The Autumn leaves are fading away. Looking out at the rapidly changing colors of the season remind me of a short hike I took just eleven days ago. Throughout the summer I had spent the majority of my days sitting in a kayak or strolling along level trails. Hiking season is right around the corner, so for this final weekend in September, my hiking partner and I decided to stretch our legs on a very short rewarding hike in the Adirondacks, Mt. Jo.


The Autumn trees were at peak color through the week. The mountains were alive with the red, orange, yellow, purple, green and brown hues that the Adirondacks are famous for. The sky was completely cloud free,and the temperature was perched in the 70s. The perfect conditions for any hike in the high peaks. We started our journey up this storied mountain at the Adirondack Loj.  The parking lot at the Adirondack Loj is the access point for a great number of the Adirondack 46 high peaks including the highest and most popular peaks of Marcy and Algonquin.

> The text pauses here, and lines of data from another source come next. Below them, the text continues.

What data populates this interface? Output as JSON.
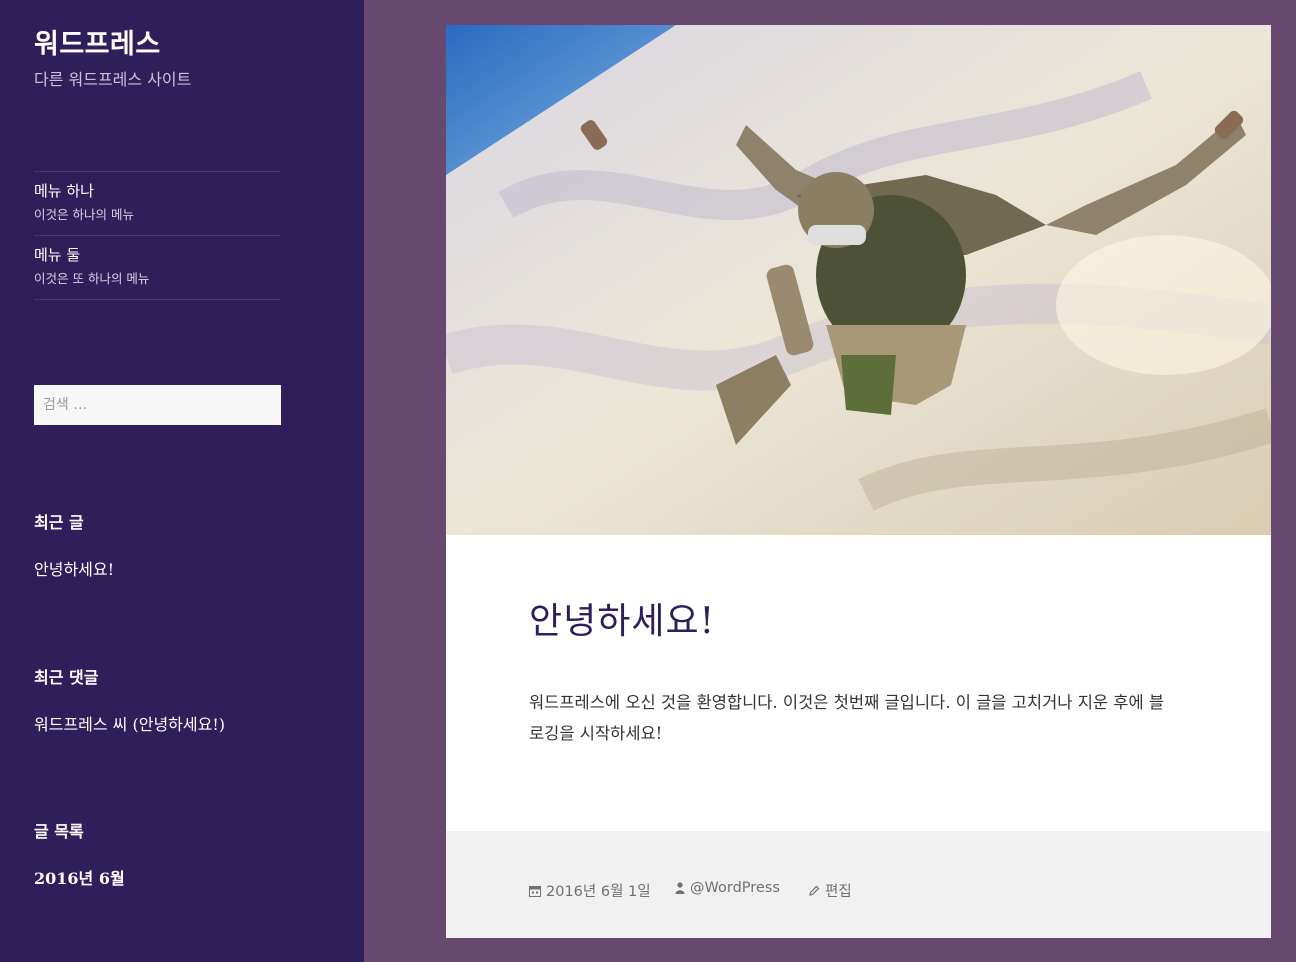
{
  "site": {
    "title": "워드프레스",
    "description": "다른 워드프레스 사이트"
  },
  "menu": {
    "items": [
      {
        "label": "메뉴 하나",
        "description": "이것은 하나의 메뉴"
      },
      {
        "label": "메뉴 둘",
        "description": "이것은 또 하나의 메뉴"
      }
    ]
  },
  "search": {
    "placeholder": "검색 …"
  },
  "widgets": {
    "recent_posts": {
      "title": "최근 글",
      "items": [
        "안녕하세요!"
      ]
    },
    "recent_comments": {
      "title": "최근 댓글",
      "items": [
        "워드프레스 씨 (안녕하세요!)"
      ]
    },
    "archives": {
      "title": "글 목록",
      "items": [
        "2016년 6월"
      ]
    }
  },
  "post": {
    "title": "안녕하세요!",
    "content": "워드프레스에 오신 것을 환영합니다. 이것은 첫번째 글입니다. 이 글을 고치거나 지운 후에 블로깅을 시작하세요!",
    "date": "2016년 6월 1일",
    "author": "@WordPress",
    "edit_label": "편집",
    "image_subject": "skydiver-photo"
  },
  "colors": {
    "sidebar_bg": "#2e1f5b",
    "page_bg": "#674970",
    "title_color": "#2e1f5b",
    "footer_bg": "#f1f1f1"
  },
  "icons": [
    "calendar-icon",
    "user-icon",
    "pencil-icon"
  ]
}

Mount Jo is known for the shortness of the hike, general ease of the trail, spectacular views of the McIntire Range, and the story of love and loss that gave both Mount Jo and neighboring Heart Lake their name. Mt. Jo served as today’s perfect warm up to hiking season. There are two trails to the summit that branch off from the one main trail that begins next to the entry booth for the Adirondack Loj parking area. The trail starts off as a perfectly groomed path to the shore of Heart Lake. We paused here for a moment to take in the view across the water to soak in the ever-changing views of the Adirondack landscape.

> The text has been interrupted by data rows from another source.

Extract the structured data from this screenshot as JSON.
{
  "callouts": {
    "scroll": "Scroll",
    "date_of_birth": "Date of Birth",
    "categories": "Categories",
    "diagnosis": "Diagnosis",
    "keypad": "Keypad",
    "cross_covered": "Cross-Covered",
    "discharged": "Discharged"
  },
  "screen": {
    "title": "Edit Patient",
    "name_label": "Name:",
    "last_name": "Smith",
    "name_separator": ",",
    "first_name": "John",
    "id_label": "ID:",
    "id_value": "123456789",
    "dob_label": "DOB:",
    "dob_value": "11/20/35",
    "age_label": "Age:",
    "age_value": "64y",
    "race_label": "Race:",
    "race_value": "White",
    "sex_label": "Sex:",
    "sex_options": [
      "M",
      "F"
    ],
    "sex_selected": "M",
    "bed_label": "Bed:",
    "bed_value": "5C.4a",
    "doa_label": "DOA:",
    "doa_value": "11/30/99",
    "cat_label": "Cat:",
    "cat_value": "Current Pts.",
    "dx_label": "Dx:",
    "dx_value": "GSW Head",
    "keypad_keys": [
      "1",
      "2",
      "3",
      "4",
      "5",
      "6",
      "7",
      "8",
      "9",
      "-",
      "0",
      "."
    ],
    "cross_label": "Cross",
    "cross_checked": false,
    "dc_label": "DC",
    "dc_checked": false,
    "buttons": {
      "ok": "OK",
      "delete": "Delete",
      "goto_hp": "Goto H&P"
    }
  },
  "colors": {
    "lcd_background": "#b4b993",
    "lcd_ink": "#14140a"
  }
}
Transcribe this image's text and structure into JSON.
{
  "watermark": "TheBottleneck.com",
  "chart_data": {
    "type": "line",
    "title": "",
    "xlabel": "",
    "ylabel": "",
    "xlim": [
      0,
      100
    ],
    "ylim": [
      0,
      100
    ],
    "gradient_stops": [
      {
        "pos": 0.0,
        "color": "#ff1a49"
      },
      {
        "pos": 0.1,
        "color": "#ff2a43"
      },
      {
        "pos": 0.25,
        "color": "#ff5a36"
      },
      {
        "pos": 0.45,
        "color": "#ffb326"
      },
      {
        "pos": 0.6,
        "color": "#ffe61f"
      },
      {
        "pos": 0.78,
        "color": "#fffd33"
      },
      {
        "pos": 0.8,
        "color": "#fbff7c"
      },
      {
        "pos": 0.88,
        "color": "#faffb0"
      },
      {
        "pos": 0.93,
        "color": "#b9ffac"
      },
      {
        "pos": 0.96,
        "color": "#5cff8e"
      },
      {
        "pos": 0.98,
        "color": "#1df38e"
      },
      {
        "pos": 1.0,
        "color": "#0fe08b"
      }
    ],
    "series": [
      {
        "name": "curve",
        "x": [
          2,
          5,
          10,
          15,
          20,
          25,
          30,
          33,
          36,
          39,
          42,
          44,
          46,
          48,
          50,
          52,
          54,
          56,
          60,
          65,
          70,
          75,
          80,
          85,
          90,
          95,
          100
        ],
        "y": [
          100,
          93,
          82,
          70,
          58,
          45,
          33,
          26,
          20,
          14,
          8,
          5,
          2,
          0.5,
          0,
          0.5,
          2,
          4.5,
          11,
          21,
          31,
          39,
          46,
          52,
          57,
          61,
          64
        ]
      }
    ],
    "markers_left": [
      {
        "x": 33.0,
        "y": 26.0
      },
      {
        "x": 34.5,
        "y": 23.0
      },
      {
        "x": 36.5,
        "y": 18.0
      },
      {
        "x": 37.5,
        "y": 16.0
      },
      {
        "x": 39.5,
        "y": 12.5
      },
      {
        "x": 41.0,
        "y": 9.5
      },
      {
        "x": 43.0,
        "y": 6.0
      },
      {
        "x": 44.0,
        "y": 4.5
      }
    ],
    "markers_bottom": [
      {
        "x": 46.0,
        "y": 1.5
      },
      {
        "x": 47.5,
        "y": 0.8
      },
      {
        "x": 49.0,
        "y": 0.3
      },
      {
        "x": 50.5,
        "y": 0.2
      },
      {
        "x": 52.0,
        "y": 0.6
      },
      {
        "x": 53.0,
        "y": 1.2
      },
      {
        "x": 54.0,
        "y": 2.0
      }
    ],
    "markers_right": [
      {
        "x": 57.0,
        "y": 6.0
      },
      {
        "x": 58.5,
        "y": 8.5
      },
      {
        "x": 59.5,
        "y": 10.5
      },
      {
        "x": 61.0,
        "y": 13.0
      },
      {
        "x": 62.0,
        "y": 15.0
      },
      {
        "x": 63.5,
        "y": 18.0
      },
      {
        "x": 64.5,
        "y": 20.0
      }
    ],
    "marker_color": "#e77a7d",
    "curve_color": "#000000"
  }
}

The Autumn color surrounding Heart Lake
The Autumn color surrounding Heart Lake

We started up the trail with the intention to ascend the new, steeper trail, and descend by the longer old trail to complete a loop. Although steep, the new trail is short. From the trailhead registry we steadily gained in altitude up the open boulder trail surrounded by the incredible hues and the sweet smell of autumn. The short, steep ascent opened up quickly to an exposed rock outcrop at the summit looking out over Heart Lake and across to an expansive view of the MacIntyre Range.

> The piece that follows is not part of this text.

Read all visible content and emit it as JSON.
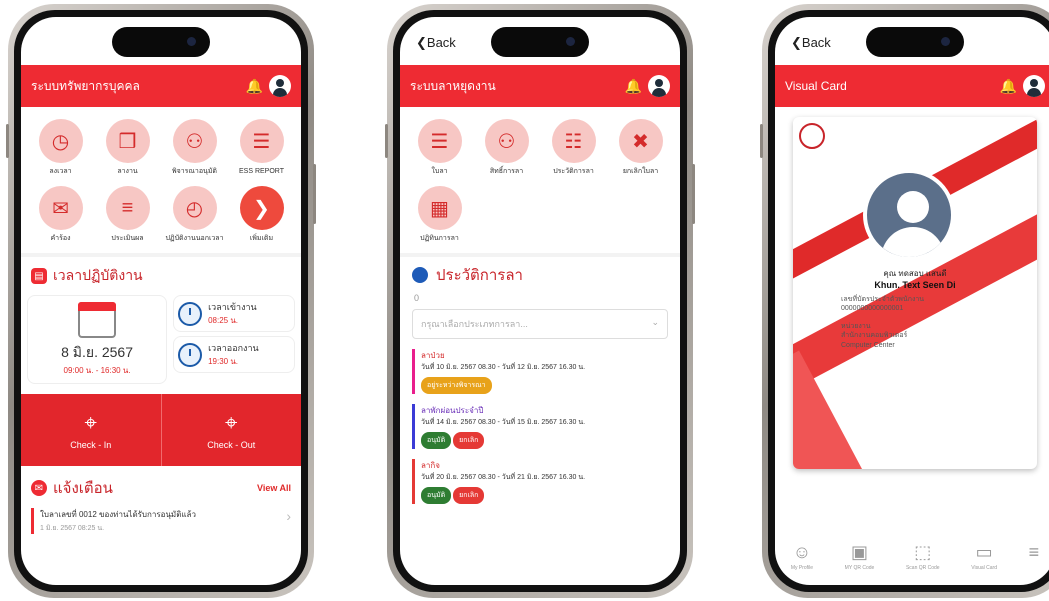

Trail up Jo.The summit was busy this weekend with fellow hikers getting out to view the changing seasons. The sunshine, blazing Autumn colors, and perfect temperatures were too good to pass up. My hiking partners and I relaxed, enjoyed a snack, and looked out at the peaks from past hikes we had taken and reminisced. While reminiscing about previous adventures, we discussed future hikes and possibilities. We pointed out the next peaks we’d like to visit and loosely plotted days to go. Refreshed and relaxed, we began our descent back down through the beautifully colored forest.


The descent along the old long trail was easy-going. This trail could easily serve as a more gentle ascending trail to those who may be interested in a more leisurely stroll. Our descent was quick, so quick we had time to stop by a boulder along the trail to send a note to mom. After “arts and crafts in the woods”, we finished our day with another quick stop by the shores of heart lake to look up at Wright and Algonquin Peak one last time.

Hi Mom!
Hi Mom!

Another spectacular Adirondack day on a perfect little hike with great people. This was my first hike on Mount Jo, But I will certainly add this short trip to the list among my favorite little hikes. Whenever time is short, Mount Jo can be a new go-to.

3 thoughts on “What I did this weekend on the Adirondack Coast: the perfect little fall hike.

  1. We’ve got this one on our list to do this year. One question on the new, shorter, but steeper trail: We have a 12 year old black lab that hikes with us. Despite his age, he’s still a great hiking companion, though he’s not quite as agile as he used to be. He doesn’t have the strength in his back legs to jump up more than a couple of feet (he’s starting to struggle with jumping up on the bed or into the back of the car, for instance). We’ve read that there are a couple of scrambles on the short trail up Jo. Is there anything you think might prove too difficult for an older dog? We’re happy to go up and back the long trail if necessary, but would prefer to do the loop if possible. Cheers in advance!

    1. The one spot that I can recall specifically being too much work for an older lab is at the summit. No matter which trail you take, you will find yourself facing this spot. The lift height, if you needed to, is over 6′. I think your pup will be able to take on the short trail with fair ease up to this point (the very last inch of the trail before the summit). Enjoy your hike! I hope it works out great!